Image via Hilton Architects

As a prospective owner of a historic residential property, here are ten things to know that can help you in your decision-making process.

Historic homes are homes that are considered architecturally significant or representative of a local region’s history in some way. This includes homes that are in neighbourhoods designate as historic districts. Many historic homes have charm and are attractive visually but may have structural problems and unexpected expenditures that come with maintenance, repairs or taxes. Before you sign on the dotted line, here are some tips to help you be prepared in buying your desired historical property.

1. Get a home inspection with a qualified inspector who ideally specializes in historic homes.
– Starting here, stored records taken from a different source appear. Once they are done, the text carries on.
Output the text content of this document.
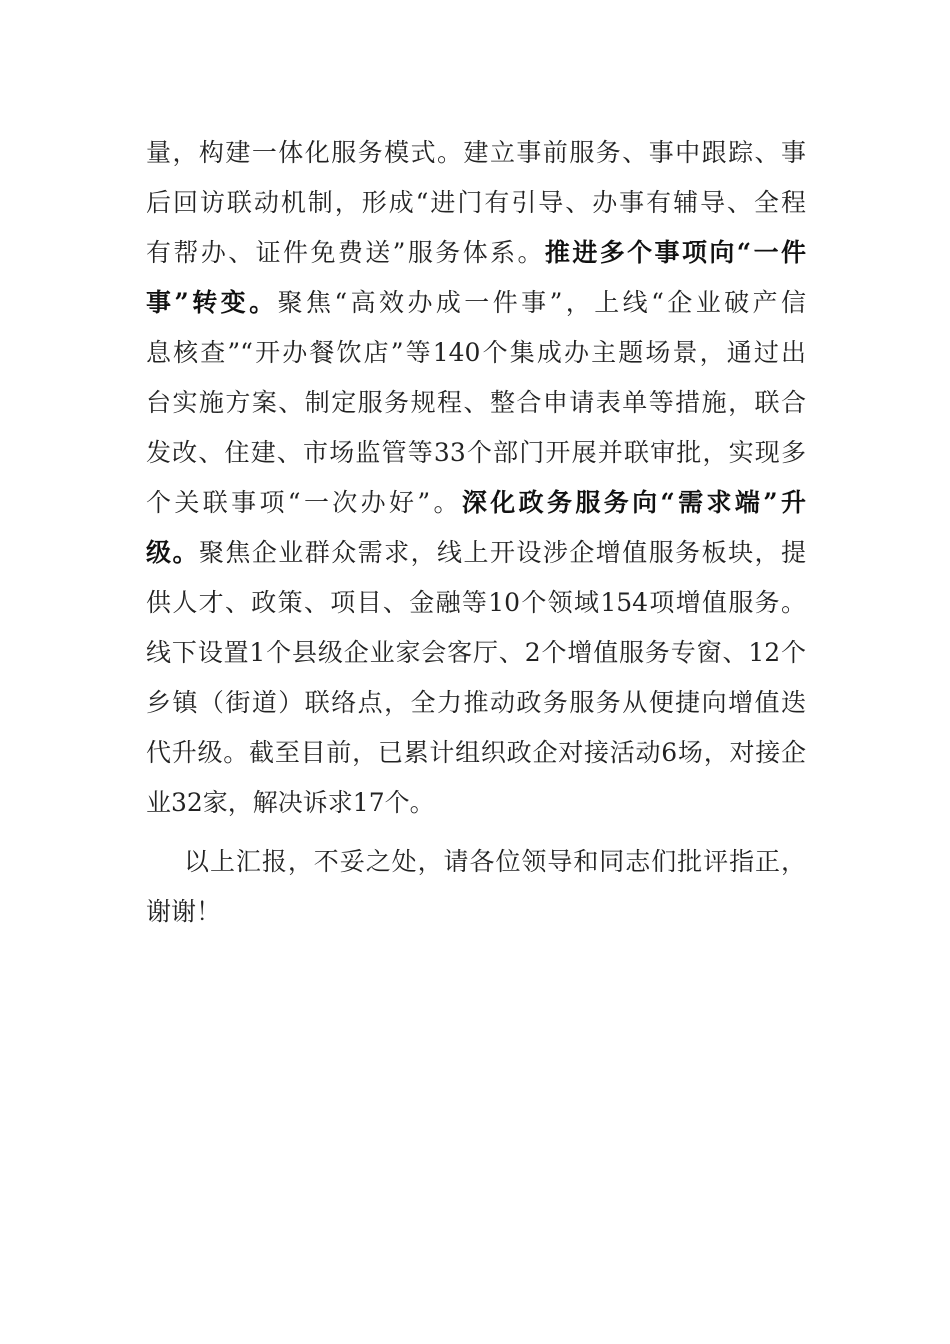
量，构建一体化服务模式。建立事前服务、事中跟踪、事
后回访联动机制，形成“进门有引导、办事有辅导、全程
有帮办、证件免费送”服务体系。推进多个事项向“一件
事”转变。聚焦“高效办成一件事”，上线“企业破产信
息核查”“开办餐饮店”等140个集成办主题场景，通过出
台实施方案、制定服务规程、整合申请表单等措施，联合
发改、住建、市场监管等33个部门开展并联审批，实现多
个关联事项“一次办好”。深化政务服务向“需求端”升
级。聚焦企业群众需求，线上开设涉企增值服务板块，提
供人才、政策、项目、金融等10个领域154项增值服务。
线下设置1个县级企业家会客厅、2个增值服务专窗、12个
乡镇（街道）联络点，全力推动政务服务从便捷向增值迭
代升级。截至目前，已累计组织政企对接活动6场，对接企
业32家，解决诉求17个。
以上汇报，不妥之处，请各位领导和同志们批评指正，
谢谢！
You may also want the assistance of a structural engineer who can point out areas that need to be fixed. Be willing to walk away if your house has too many structural problems.

2. For all necessary repairs, get several price estimates from contractors.

3. Ensure that the house meets safety standards for lead paint, asbestos, cast iron pipes, knob and tube wiring, smoke detection and carbon monoxide.

Image via Architectural Digest

4. Find out what tax incentives may be available to you through provincial and local government. This could be in the form of tax credits or rebates for increasing the overall efficiency of the homes including new heating, ventilation and air conditioning, windows, doors and roofing.

5. While the resale value may be higher in historic districts, be aware that tax levies in historic districts may be higher.

6. Historic homes may have restrictions on rehabilitation and renovation. You may need to acquire special permits to make changes to the house or property as the local region may have laws in place to preserve the neighbourhood’s character and style. Check on-line to see what restrictions apply. Find out if you have local zoning by-laws or ordinances about design standards or remodelling rules. For example, you may not be allowed to add more square footage to a historic home such as a new level or story. You may also be restricted in the design changes that you make to ornamental features, windows, shutters and roofs.

7. Find out if your home is registered officially as a historic property or is deemed to be a historically significant property. You may need to check with the city or town clerk for this information if you do not know this already.

Image via New Old House

8. Utility bills may run high if the home is not properly insulated and energy efficient. Check with the last year’s energy bill to get an estimate. See where you might improve the energy efficiency of the home.

9. Your modern-day goals may not work with the historic home’s architecture. Can you make the changes that you want without altering the home’s architectural value and character? Will the changes that you want to make alter the home’s resale value?

10. Depending upon the home’s historical classification, you may be eligible for limited financial aid ranging from tax incentives to grants and loans from the government through preservation resources that are intended to keep properties intact. A preservation easement essentially is an agreement between you, the owner of a historic property and either the government or a private historic preservation agency to preserve the property in exchange for a tax break.